From Middle English lok, from Old English loc, from Proto-Germanic *luką. The verb is from Middle English locken, lokken, louken, from Old English lūcan, from Proto-Germanic *lūkaną. Doublet of luxe.
lock (plural locks)
- Something used for fastening, which can only be opened with a key or combination.
- (computing, by extension) A mutex or other token restricting access to a resource.
- A segment of a canal or other waterway enclosed by gates, used for raising and lowering boats between levels.
- (firearms) The firing mechanism.
- Complete control over a situation.
- Something sure to be a success.
- (rugby) A player in the scrum behind the front row, usually the tallest members of the team.
- A fastening together or interlacing; a closing of one thing upon another; a state of being fixed or immovable.
- A place from which egress is prevented, as by a lock.
- A device for keeping a wheel from turning.
- A grapple in wrestling.
lock (third-person singular simple present locks, present participle locking, simple past locked, past participle locked or (obsolete) locken)
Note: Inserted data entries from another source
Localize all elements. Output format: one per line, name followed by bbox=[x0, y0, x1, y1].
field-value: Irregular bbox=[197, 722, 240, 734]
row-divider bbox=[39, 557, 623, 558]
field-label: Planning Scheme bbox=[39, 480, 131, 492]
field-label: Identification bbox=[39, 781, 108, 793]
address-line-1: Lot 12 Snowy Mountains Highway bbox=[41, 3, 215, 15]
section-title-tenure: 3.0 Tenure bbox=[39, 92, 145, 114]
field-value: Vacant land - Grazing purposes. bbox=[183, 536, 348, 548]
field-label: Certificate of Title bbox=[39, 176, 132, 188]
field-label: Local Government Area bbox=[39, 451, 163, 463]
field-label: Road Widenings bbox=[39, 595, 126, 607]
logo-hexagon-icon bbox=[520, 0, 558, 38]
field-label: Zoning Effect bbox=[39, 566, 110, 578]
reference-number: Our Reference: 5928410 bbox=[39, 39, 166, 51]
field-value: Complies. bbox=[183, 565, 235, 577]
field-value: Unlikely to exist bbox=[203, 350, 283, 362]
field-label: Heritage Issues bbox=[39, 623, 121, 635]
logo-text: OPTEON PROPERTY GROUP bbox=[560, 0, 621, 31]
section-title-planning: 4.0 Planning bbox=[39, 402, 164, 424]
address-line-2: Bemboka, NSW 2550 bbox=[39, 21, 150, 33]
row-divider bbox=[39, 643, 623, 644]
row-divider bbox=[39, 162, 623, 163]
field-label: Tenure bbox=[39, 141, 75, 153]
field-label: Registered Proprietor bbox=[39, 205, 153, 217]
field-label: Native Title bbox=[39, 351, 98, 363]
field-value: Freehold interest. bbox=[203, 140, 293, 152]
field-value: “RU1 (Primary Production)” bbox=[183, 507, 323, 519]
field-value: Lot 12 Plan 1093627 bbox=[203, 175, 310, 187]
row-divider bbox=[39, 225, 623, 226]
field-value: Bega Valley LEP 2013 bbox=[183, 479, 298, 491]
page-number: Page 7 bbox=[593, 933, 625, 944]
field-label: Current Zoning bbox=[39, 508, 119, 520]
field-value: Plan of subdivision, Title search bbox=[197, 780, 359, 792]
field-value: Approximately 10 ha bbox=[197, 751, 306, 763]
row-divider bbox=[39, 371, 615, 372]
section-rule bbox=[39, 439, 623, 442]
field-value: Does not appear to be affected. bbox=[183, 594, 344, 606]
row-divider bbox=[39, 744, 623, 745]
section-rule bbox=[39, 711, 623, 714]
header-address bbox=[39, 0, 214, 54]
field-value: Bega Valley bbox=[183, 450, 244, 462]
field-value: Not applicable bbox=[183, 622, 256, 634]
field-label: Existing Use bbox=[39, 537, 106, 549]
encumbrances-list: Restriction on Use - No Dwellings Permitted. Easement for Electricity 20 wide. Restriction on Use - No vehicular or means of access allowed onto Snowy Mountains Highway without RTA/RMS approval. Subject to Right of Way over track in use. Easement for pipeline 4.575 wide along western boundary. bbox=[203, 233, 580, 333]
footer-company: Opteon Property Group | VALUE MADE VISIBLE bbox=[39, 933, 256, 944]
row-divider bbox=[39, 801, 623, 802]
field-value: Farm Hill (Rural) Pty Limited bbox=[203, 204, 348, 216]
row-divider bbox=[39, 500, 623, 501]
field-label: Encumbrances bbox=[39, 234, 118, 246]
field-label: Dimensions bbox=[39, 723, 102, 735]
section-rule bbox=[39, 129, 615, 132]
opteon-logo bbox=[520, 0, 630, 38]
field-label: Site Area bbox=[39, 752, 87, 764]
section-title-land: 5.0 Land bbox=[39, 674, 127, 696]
- (intransitive) To become fastened in place.
- (transitive) To fasten with a lock.
- (intransitive) To be capable of becoming fastened in place.
- (transitive) To intertwine or dovetail.
- (intransitive, break dancing) To freeze one's body or a part thereof in place.
- To furnish (a canal) with locks.
- To raise or lower (a boat) in a lock.
- To seize (e.g. the sword arm of an antagonist) by turning the left arm around it, to disarm him.
- (Internet, transitive) To officially prevent other users from posting in (a thread).
From Middle English lok, lokke, from Old English locc, from Proto-Germanic *lukkaz, from Proto-Indo-European *lugnó-, from Proto-Indo-European *lewg- (“to bend”). Cognate with Old Norse lokkr (whence Danish lok), German Locke. It has been theorised that the word may be related to the Gothic verb *????? (*lukan, “to shut”) in its ancient meaning to curb.
lock (plural locks)
- A tuft or length of hair, wool etc.
- A small quantity of straw etc.
- (Scotland, law, historical) A quantity of meal, the perquisite of a mill-servant.